Ce que les Français savent sur l’argent… et ce qu’ils ignorent

Combien de Français savent lire leur bulletin de salaire ? Comprennent l’effet de l’inflation sur leur épargne ? S’y retrouvent face aux produits proposés par leur banque ? Pour la première fois, le Baromètre de l’esprit critique, publié par Universcience (Cité des sciences et Palais de la découverte), en partenariat avec L’Express, s’est penché sur le rapport des Français à l’argent.
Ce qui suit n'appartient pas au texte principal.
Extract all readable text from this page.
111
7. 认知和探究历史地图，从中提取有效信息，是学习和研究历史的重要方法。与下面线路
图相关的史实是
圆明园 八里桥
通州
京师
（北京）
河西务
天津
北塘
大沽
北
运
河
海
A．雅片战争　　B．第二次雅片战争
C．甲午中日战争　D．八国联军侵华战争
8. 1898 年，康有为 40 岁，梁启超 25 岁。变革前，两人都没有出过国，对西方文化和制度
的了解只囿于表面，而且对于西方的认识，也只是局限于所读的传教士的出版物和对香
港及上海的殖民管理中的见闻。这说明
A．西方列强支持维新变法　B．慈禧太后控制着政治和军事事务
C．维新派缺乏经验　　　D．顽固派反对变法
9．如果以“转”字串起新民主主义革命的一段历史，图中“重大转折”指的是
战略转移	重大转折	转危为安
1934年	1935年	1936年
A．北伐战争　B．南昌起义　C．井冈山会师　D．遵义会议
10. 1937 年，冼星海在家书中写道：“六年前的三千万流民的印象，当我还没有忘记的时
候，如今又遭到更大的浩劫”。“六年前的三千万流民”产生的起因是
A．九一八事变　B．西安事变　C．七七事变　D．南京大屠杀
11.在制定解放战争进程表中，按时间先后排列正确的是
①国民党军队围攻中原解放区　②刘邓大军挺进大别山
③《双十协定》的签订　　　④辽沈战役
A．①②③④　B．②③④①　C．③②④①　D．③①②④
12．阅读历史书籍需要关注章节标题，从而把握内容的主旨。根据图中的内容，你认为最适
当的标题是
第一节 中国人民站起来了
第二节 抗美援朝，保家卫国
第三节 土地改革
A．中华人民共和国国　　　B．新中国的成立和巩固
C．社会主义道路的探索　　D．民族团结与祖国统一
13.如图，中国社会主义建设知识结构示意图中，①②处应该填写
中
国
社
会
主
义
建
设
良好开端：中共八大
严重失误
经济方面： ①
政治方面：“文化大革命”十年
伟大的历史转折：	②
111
L’enquête a été réalisée par l’institut ViaVoice auprès de 2 000 personnes de 18 ans et plus et de 609 jeunes de 15 à 24 ans. Elle met au jour des lacunes profondes dans notre culture financière et montre aussi un rapport ambivalent à la science, des difficultés à évaluer la fiabilité des informations et une montée en puissance de nouvelles sources comme l’intelligence artificielle.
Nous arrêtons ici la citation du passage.